Alors que l’Inde cherche un champion national dans la course mondiale à l’intelligence artificielle, le milliardaire Mukesh Ambani, à la tête de Reliance Industries, se positionne en leader. Lors de son assemblée générale annuelle, le géant basé à Mumbai a dévoilé une série de services d’IA intégrés directement dans les appels téléphoniques, les applications mobiles et les maisons connectées. L’objectif ? Faire de l’Inde un acteur majeur, loin derrière les États-Unis et la Chine.

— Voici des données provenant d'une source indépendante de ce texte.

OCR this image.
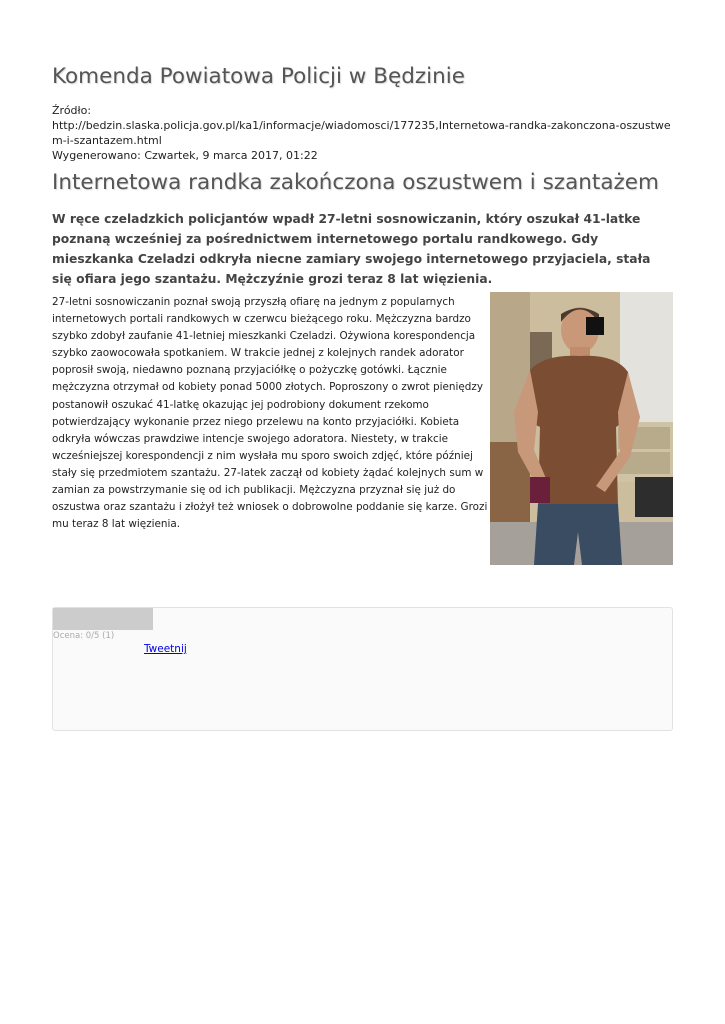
Komenda Powiatowa Policji w Będzinie
Źródło:

http://bedzin.slaska.policja.gov.pl/ka1/informacje/wiadomosci/177235,Internetowa-randka-zakonczona-oszustwem-i-szantazem.html
Wygenerowano: Czwartek, 9 marca 2017, 01:22
Internetowa randka zakończona oszustwem i szantażem

W ręce czeladzkich policjantów wpadł 27-letni sosnowiczanin, który oszukał 41-latke poznaną wcześniej za pośrednictwem internetowego portalu randkowego. Gdy mieszkanka Czeladzi odkryła niecne zamiary swojego internetowego przyjaciela, stała się ofiara jego szantażu. Mężczyźnie grozi teraz 8 lat więzienia.

27-letni sosnowiczanin poznał swoją przyszłą ofiarę na jednym z popularnych internetowych portali randkowych w czerwcu bieżącego roku. Mężczyzna bardzo szybko zdobył zaufanie 41-letniej mieszkanki Czeladzi. Ożywiona korespondencja szybko zaowocowała spotkaniem. W trakcie jednej z kolejnych randek adorator poprosił swoją, niedawno poznaną przyjaciółkę o pożyczkę gotówki. Łącznie mężczyzna otrzymał od kobiety ponad 5000 złotych. Poproszony o zwrot pieniędzy postanowił oszukać 41-latkę okazując jej podrobiony dokument rzekomo potwierdzający wykonanie przez niego przelewu na konto przyjaciółki. Kobieta odkryła wówczas prawdziwe intencje swojego adoratora. Niestety, w trakcie wcześniejszej korespondencji z nim wysłała mu sporo swoich zdjęć, które później stały się przedmiotem szantażu. 27-latek zaczął od kobiety żądać kolejnych sum w zamian za powstrzymanie się od ich publikacji. Mężczyzna przyznał się już do oszustwa oraz szantażu i złożył też wniosek o dobrowolne poddanie się karze. Grozi mu teraz 8 lat więzienia.

Ocena: 0/5 (1)
Tweetnij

UN ASSISTANT D’APPEL QUI FAIT TOUT À LA VOIX

Le géant indien a présenté Jio Call Agent, un assistant vocal capable de se joindre aux conversations téléphoniques pour transcrire les échanges en temps réel, générer des résumés et même effectuer des tâches comme réserver un taxi, commander un repas ou faire une réservation. Pour activer le service, il suffit de dire « Hey Jio ». La fonction devrait être lancée d’ici la fin de l’année pour les plus de 500 millions d’utilisateurs de Jio, le réseau télécom de Reliance.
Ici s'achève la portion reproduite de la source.